Idée reçue n°1 « La nutrition, c’est l’affaire des médecins nutritionnistes »

Par Collectif LaNutrition.fr - Journalistes scientifiques et diététiciennes Publié le 20/05/2008 Mis à jour le 01/03/2017
La nutrition n'est pas uniquement l'affaire des médecins nutritionnistes.C'est surtout celle des biochimistes.

On ne dira jamais assez combien les découvertes de la nutrition doivent à la biochimie. La plupart des réactions métaboliques de l’organisme ont été mises à jour par des biochimistes. Ce sont des biochimistes qui ont identifié, isolé et synthétisé les vitamines. Ce sont eux qui, pour l’essentiel continuent de faire vivre et développer la science nutritionnelle fondamentale, longtemps ignorés de la médecine classique quand ils n’étaient pas tout bonnement raillés.

Quand il est devenu clair il y a quarante ans après les études de Framingham et des Sept Pays que l’alimentation jouait un rôle plus important qu’on ne le croyait sur la santé, la médecine a lancé un véritable hold-up sur le discours nutritionnel. Des endocrinologues français, jusqu’alors spécialisés dans le traitement du surpoids ou du diabète, et pour lesquels la biochimie reste une abstraction, se sont baptisés « nutritionnistes », multipliant avis, conseils et diktats y compris dans les domaines où leurs connaissances sont insuffisantes. On leur doit la plupart des idées caricaturales sur lesquelles se base hélas souvent la politique de santé, elle aussi conduite par des médecins : le cholestérol conduit à l’infarctus ; les graisses alimentaires sont responsables de l’obésité ; plus on avale de calcium, plus on a des os solides… Le terme de « nutritionniste » a été si complètement capté par le milieu médical français que les premiers des « nutritionnistes », les biochimistes eux-mêmes ne peuvent plus s’en prévaloir ! (1)

Pourtant, l’enseignement de la nutrition à la faculté de médecine reste embryonnaire, se limitant à quelques heures d’études au cours desquelles sont dispensées des données parfois éculées. Par exemple, on y enseigne encore que le seul intérêt de la vitamine C, c’est de prévenir le scorbut, alors qu’il s’agit du principal antioxydant des êtres vivants. Un peu comme si dans l’organisme l’eau ne servait qu’à nous éviter d’avoir soif.

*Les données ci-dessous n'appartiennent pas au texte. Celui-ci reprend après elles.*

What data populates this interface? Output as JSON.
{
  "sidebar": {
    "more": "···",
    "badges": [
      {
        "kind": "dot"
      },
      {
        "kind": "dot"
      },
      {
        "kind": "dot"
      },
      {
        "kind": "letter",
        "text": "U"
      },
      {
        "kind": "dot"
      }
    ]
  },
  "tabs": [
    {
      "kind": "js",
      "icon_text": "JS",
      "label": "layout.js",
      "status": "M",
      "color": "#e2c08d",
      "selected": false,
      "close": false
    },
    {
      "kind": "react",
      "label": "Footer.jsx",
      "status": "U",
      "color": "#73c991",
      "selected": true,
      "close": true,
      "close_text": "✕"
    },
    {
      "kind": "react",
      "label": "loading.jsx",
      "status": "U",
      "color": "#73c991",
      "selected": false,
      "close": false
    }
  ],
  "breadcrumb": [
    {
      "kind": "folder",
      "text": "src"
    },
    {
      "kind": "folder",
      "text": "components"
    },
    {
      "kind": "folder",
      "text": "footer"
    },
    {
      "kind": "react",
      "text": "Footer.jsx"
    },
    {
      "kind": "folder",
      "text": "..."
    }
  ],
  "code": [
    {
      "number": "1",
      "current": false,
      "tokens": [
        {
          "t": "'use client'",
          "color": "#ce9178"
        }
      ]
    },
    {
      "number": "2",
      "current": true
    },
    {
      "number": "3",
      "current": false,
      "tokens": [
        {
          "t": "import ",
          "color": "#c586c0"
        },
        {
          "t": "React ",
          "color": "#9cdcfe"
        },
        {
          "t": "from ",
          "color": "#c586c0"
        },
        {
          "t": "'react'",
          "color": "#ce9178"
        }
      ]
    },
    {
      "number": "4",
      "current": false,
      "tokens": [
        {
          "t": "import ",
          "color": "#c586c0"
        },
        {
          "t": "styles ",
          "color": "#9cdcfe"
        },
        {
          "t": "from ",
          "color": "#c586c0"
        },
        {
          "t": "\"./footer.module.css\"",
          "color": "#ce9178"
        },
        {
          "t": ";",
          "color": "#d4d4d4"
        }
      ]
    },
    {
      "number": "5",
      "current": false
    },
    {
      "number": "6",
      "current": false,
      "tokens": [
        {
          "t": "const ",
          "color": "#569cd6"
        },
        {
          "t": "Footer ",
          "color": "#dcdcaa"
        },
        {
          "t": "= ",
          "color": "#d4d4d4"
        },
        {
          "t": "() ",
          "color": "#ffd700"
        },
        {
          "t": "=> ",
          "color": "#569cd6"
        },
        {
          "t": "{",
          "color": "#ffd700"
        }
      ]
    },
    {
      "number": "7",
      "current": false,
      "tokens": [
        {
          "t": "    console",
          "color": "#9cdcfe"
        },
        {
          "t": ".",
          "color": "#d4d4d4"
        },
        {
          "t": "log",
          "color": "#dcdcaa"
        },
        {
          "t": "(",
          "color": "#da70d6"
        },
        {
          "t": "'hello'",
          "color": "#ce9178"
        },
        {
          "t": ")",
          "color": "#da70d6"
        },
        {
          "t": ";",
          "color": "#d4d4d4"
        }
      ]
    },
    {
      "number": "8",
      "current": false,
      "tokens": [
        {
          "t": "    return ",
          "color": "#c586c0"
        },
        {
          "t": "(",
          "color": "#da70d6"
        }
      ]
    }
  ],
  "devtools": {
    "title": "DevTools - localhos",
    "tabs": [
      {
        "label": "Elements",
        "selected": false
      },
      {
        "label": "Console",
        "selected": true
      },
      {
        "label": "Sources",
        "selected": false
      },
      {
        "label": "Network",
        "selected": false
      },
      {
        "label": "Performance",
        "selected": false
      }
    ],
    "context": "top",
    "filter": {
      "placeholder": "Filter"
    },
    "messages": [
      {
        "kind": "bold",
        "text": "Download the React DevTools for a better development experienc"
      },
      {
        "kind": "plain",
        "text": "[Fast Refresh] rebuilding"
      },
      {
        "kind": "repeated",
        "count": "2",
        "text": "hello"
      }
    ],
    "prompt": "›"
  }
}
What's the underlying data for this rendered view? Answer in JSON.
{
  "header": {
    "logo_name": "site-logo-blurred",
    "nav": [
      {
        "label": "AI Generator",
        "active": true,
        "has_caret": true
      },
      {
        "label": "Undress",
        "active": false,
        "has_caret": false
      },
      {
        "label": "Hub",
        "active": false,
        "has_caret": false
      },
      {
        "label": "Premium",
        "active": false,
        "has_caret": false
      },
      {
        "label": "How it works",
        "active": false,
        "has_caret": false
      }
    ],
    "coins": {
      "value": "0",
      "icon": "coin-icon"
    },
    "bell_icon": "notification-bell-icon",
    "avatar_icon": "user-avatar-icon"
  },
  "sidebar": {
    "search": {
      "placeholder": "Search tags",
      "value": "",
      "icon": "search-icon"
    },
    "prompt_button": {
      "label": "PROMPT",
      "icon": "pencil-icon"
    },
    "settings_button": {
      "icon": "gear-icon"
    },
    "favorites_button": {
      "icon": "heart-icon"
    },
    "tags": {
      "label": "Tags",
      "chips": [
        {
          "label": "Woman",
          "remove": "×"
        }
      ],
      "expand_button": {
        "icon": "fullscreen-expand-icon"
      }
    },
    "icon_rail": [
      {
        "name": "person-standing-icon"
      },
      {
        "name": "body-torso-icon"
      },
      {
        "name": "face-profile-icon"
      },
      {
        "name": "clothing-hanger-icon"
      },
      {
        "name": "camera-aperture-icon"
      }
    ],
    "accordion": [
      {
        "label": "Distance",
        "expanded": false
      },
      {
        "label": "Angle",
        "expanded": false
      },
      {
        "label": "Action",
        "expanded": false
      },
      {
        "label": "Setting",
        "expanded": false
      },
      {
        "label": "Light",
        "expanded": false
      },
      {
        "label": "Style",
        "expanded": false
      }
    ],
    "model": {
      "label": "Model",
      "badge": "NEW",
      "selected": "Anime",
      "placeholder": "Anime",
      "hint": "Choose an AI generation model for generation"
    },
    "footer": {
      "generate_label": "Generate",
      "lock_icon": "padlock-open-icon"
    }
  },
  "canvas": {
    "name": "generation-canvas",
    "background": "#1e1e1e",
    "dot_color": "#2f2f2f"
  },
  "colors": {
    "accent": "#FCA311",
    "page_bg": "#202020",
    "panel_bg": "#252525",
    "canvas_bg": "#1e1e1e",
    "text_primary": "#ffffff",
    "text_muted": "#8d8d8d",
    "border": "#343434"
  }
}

La biochimie n’est guère développée, au point que la plupart des médecins, y compris certains de ceux qui sont en charge de la politique nutritionnelle officielle seraient bien incapables de décrire correctement les réactions qui permettent l’utilisation de l’énergie des aliments.

Dans les instances officielles où biochimistes et médecins se côtoient, le fossé est parfois si profond, l’incompréhension si totale, que les dissensions sont totales. Lors des débats en 2000 à l’Agence française de sécurité sanitaire des aliments (Afssa) sur les quantités optimales et le type de graisses qu’il faudrait consommer pour être en bonne santé, de vives discussions ont opposé sur les oméga-3 biochimistes d’un côté (plus certains médecins pionniers comme le Dr Serge Renaud) aux tenants de l’Académie de médecine. Les premiers plaidaient pour que le rôle crucial de ces acides gras soit entériné par des recommandations audacieuses. Les médecins y étaient opposés. Pour une fois, les biochimistes ont eu gain de cause.

(1) Dans les pays anglo-saxons et même au Canada francophone, un « nutritionniste » est un spécialiste de nutrition, pas nécessairement médecin.